Framework developmentApril 24, 2026

The Operator Is the Instrument

The operator is a required variable. The question is whether you document that variable or wave your hands at the massive stack of confounds that comes with the territory.


I. What I Was Doing Before

The original Atlas diagnostic approach was built on a reasonable instinct: if you want to measure what a model does, get out of the way. The Closed-ended Interaction Stimulus Protocol (CISP) kept the investigator upstream and done — fixed prompt, fixed output format, constrained response window. The operator selects the stimulus, presses run, reads the number. Clean. Controlled. Auditable.

It made sense for what it was trying to do. DivTest was measuring divergence across an ensemble — how far apart are these models on this question. That's a point-to-point measurement, and for a point-to-point measurement, operator isolation is correct methodology. You want the ruler held still.

What it couldn't see was anything that moved.

II. The Problem That Broke the Model

I had a benchmark sitting with no home. DivTest Run 4 was ready to go. The panel was picked out; I just had to run the test. I'd been struggling to find an interpretive angle for it. Which should have been a red flag. Going into a data-gathering run with ulterior motives is a no-no. That unresolved state, the need to "close" the test, was pressure.
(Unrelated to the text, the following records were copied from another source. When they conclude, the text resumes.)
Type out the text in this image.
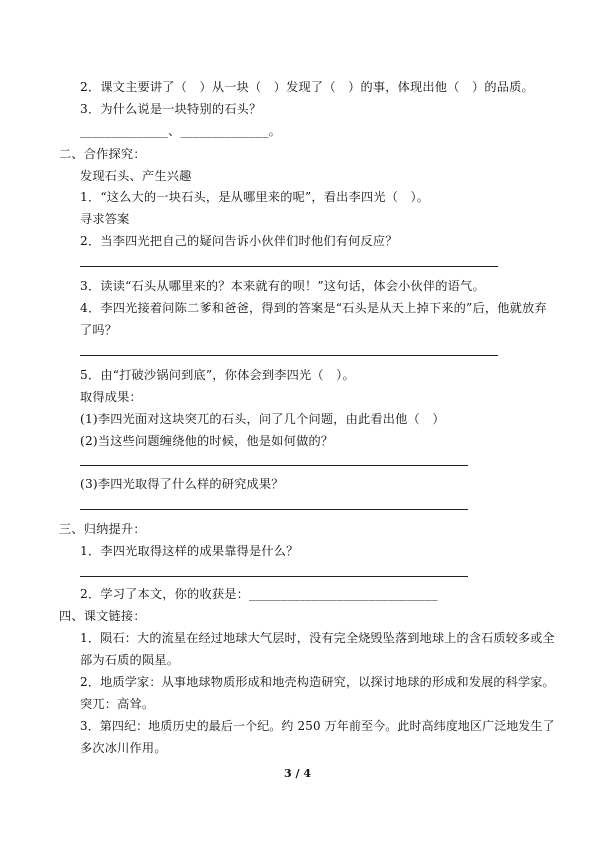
2．课文主要讲了（　）从一块（　）发现了（　）的事，体现出他（　）的品质。
3．为什么说是一块特别的石头？
______________、______________。
二、合作探究：
发现石头、产生兴趣
1．“这么大的一块石头，是从哪里来的呢”，看出李四光（　）。
寻求答案
2．当李四光把自己的疑问告诉小伙伴们时他们有何反应？
3．读读“石头从哪里来的？本来就有的呗！”这句话，体会小伙伴的语气。
4．李四光接着问陈二爹和爸爸，得到的答案是“石头是从天上掉下来的”后，他就放弃
了吗？
5．由“打破沙锅问到底”，你体会到李四光（　）。
取得成果：
(1)李四光面对这块突兀的石头，问了几个问题，由此看出他（　）
(2)当这些问题缠绕他的时候，他是如何做的？
(3)李四光取得了什么样的研究成果？
三、归纳提升：
1．李四光取得这样的成果靠得是什么？
2．学习了本文，你的收获是：______________________________
四、课文链接：
1．陨石：大的流星在经过地球大气层时，没有完全烧毁坠落到地球上的含石质较多或全
部为石质的陨星。
2．地质学家：从事地球物质形成和地壳构造研究，以探讨地球的形成和发展的科学家。
突兀：高耸。
3．第四纪：地质历史的最后一个纪。约 250 万年前至今。此时高纬度地区广泛地发生了
多次冰川作用。
3 / 4
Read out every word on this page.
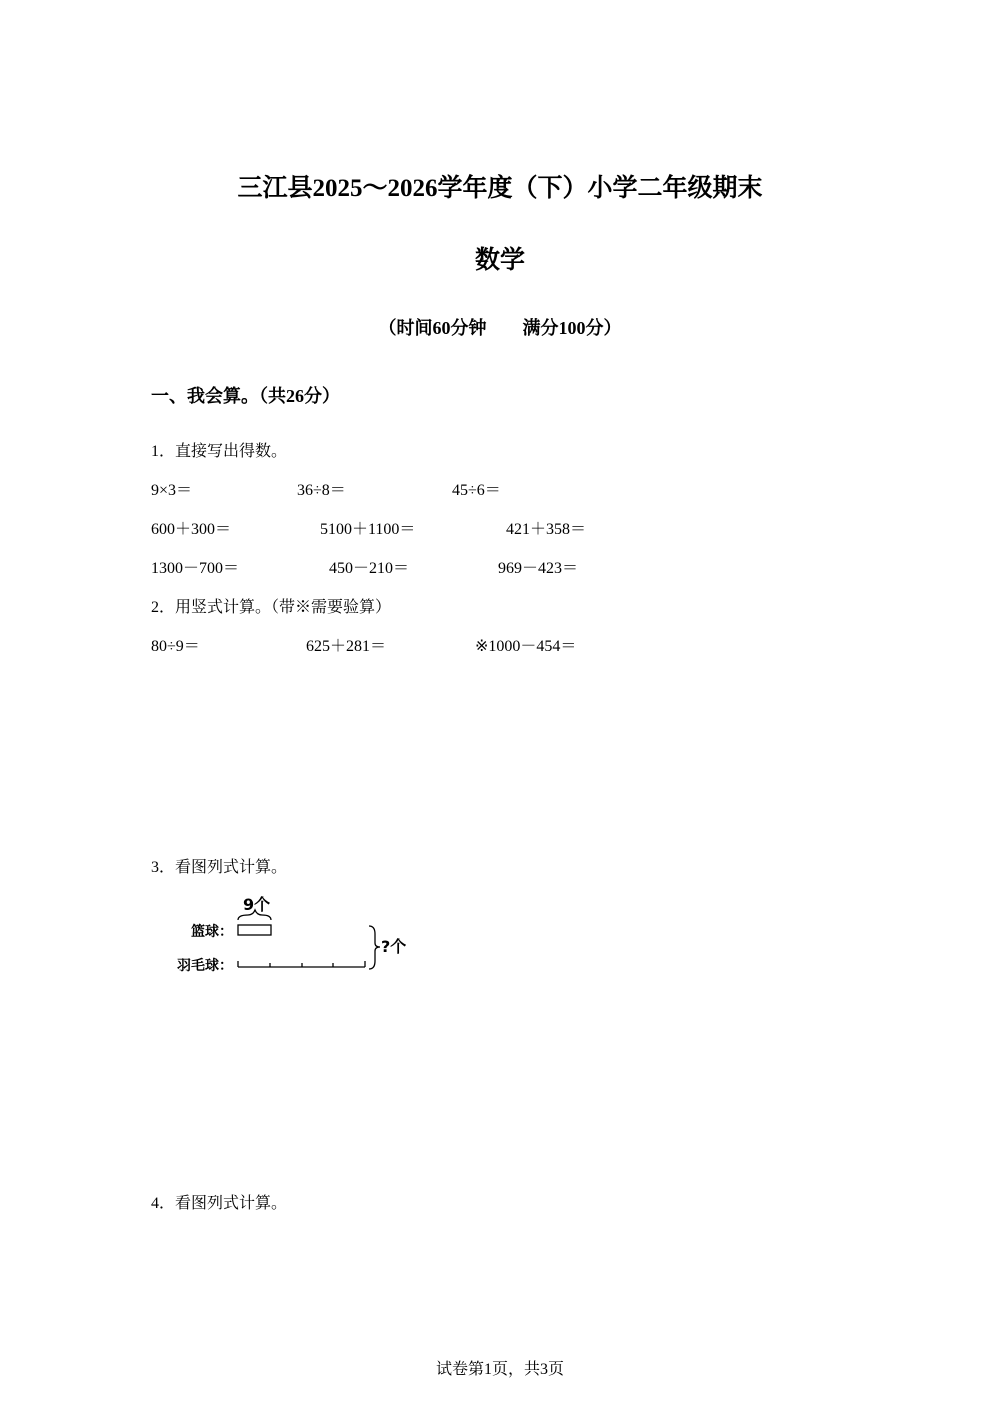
三江县2025～2026学年度（下）小学二年级期末
数学
（时间60分钟 满分100分）
一、我会算。（共26分）
1．直接写出得数。
9×3＝	36÷8＝	45÷6＝
600＋300＝	5100＋1100＝	421＋358＝
1300－700＝	450－210＝	969－423＝
2．用竖式计算。（带※需要验算）
80÷9＝	625＋281＝	※1000－454＝
3．看图列式计算。
9个
篮球：
羽毛球：
?个
4．看图列式计算。
试卷第1页，共3页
And pressure, as it turns out, is exactly what I was studying in the models.

Skywork flagged the Frame Axis idea as out of scope. Something in the session said DivTest is the answer — weighted by the Atlas context I'd loaded, reinforced by the work I'd already put in. I agreed. It was the easy thing to do. I had a hanging benchmark and closure felt better than sitting with a question that didn't have an answer yet.

That was the compulsion to close. Mine, not Skywork's. The machine handed me the resolution I was already reaching for. I took it.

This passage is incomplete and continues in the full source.